Um dos motivos seria a queda gradual de sua taxa de rejeição. Segundo o Datafolha, o porcentual passou de 47% para 39% entre abril e dezembro passado. “Houve redução significativa de rejeição a ponto de tornar Lula competitivo no segundo turno”, diz Rafael Cortez, analista político da Tendências. Cortez cita mais dois fatores que explicam a força eleitoral do ex-presidente, apesar da condenação e dos percalços jurídicos que enfrenta. Um deles é a impopularidade de Temer, a quem Lula faz ferrenha oposição. Outro, o chamado paradoxo da corrupção: se aos olhos da sociedade todos são corruptos, a corrupção passa a não ser mais uma variável importante para o eleitor na hora de definir seu voto. Não deixa de ser uma boa explicação para o fato de Lula, PT, congressistas e até consultoria pró-mercado aventarem a possibilidade de um corrupto sentenciado pela Justiça disputar a Presidência.
“Como a condenação de Lula afeta o PT e a esquerda?”
“Os partidos de esquerda não poderão mais continuar sob o guarda-chuva do PT, que encolheu, e vai encolher ainda mais com Lula punido — e possivelmente preso. A tendência é que os partidos tentem perseguir um caminho mais independente do PT.”

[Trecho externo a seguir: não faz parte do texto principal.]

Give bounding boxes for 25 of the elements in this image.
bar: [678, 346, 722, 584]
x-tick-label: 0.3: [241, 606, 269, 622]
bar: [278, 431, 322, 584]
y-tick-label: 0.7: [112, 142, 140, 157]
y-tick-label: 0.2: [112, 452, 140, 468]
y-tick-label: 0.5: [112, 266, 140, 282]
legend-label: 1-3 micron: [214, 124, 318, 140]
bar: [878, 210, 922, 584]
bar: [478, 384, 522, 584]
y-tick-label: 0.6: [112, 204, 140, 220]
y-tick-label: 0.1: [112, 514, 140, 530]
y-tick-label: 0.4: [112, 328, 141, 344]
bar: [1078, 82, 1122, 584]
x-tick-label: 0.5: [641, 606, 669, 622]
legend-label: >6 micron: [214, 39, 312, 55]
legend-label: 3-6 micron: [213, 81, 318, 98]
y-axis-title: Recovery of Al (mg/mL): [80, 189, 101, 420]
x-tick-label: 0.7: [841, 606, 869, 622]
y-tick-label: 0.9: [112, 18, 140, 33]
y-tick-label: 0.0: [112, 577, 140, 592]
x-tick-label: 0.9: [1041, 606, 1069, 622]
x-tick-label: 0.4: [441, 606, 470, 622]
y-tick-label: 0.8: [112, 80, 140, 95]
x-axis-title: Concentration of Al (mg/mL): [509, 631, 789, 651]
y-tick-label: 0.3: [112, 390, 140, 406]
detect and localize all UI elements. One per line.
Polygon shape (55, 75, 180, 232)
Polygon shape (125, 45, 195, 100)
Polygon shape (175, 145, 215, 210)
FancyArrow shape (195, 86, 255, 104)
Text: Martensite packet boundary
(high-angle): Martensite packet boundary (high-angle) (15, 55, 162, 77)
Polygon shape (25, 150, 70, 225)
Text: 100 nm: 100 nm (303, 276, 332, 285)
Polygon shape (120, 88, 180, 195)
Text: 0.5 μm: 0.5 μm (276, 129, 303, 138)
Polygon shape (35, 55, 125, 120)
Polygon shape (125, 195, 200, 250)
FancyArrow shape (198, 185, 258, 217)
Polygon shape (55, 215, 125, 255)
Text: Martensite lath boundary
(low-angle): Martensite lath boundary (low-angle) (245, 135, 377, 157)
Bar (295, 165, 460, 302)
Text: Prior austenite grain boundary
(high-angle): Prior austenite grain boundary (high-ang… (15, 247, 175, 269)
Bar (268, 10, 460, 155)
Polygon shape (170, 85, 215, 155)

Carlos Pereira, professor da FGV-RJ
“Embora a Lava-Jato tenha atingido vários partidos, a esquerda terá um trabalho maior de reconstruir a sua imagem, sobretudo diante de um contexto marcado por uma movimentação da direita que, embora ainda não devidamente institucionalizada, tirou dela o monopólio da mobilização social e do discurso ideológico.”
Rafael Cortez, analista político da consultoria Tendências
“No Brasil, dificilmente outros partidos aceitarão se juntar numa frente de esquerda como aconteceu no Uruguai. O PSOL, por exemplo, surgiu para se diferenciar e se distanciar do PT. No entanto, um Bolsonaro em segundo lugar nas pesquisas pode facilitar a união desse campo.”
Bernardo Sorj, diretor do Centro Edelstein de Pesquisas Sociais do Uruguai
“A esquerda não vai morrer. A tendência de crescimento da desigualdade no mundo, por exemplo, abrirá espaço para propostas desse campo. Mas ela precisa de novos nomes e de uma atualização em questões como a globalização e a flexibilização do mercado de trabalho.”
Ricardo Caldas, professor de ciência política da UnB
“Lula continuará sendo uma referência para a esquerda. Após o mensalão, seu partido sofreu severamente, enquanto ele, não.”